Cynthia Harrod-Eagles was born in Shepherd's Bush in London. She was educated at Burlington School, a girls' charity school founded in 1699, and at the University of Edinburgh and University College London, where she studied English, history and philosophy. She wrote her first novel while at university and in 1972 won the Young Writers' Award with The Waiting Game. Afterwards she had a variety of jobs in the commercial world, while writing during the evenings and weekends. The birth of the Morland Dynasty series enabled her to become a full-time writer in 1979. The series was originally intended to comprise twelve volumes, but it has proved so popular that it has now been extended to thirty-five .In 1993 she won the RNA Novel of the Year Award with Emily, the third volume of her Kirov Saga, a trilogy set in nineteenth century Russia, and she also writes the internationally acclaimed Bill Slider Mysteries. There are now twenty-one books in the series. Cynthia Harrod-Eagles still lives in London, has a husband and three children, and apart from writing her passions are music (she plays in several amateur orchestras) horses, wine, architecture and the English countryside. 

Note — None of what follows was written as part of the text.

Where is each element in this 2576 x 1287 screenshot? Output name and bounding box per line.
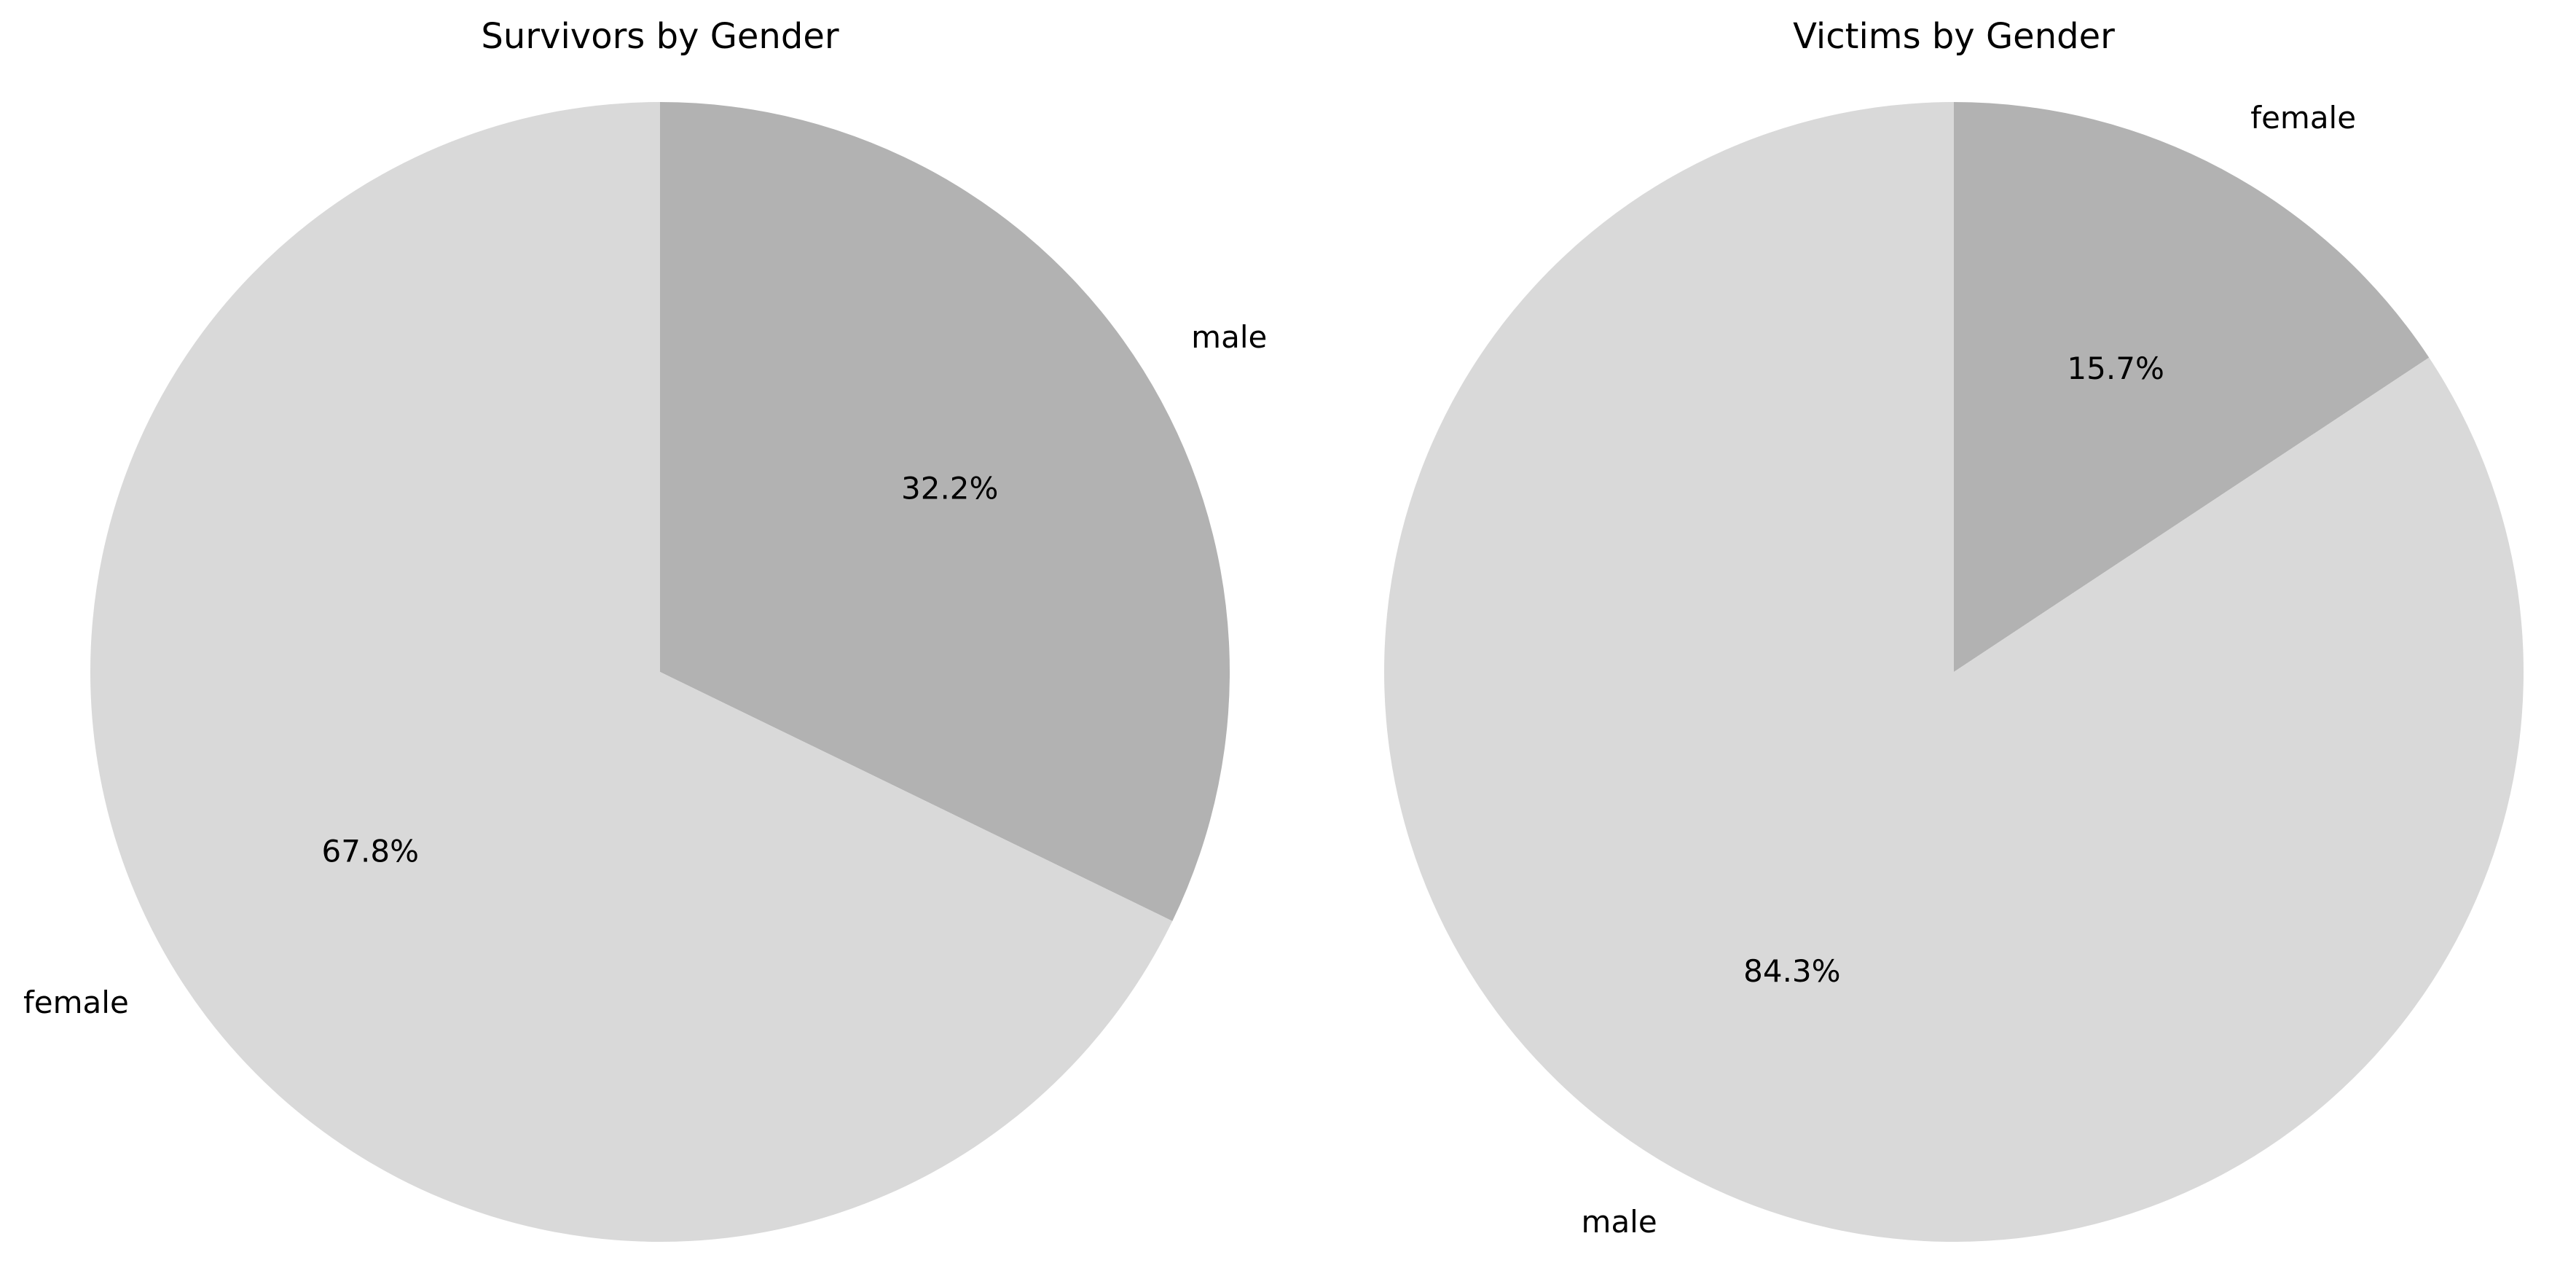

Radmila May was born in the U.S. but has lived in the U.K. since she was seven apart from seven years in The Hague. She read law at university but did not go into practice. Instead she worked for many years for a firm of law publishers and still does occasional work for them including taking part in a substantial revision and updating of her late husband’s legal practitioners’ work on Criminal Evidence published late 2015. She has also contributed short stories with a distinctly criminal flavour to two of the Oxford Stories anthologies published by Oxpens Press – a third story is to be published shortly in another Oxford Stories anthology – and is now concentrating on her own writing.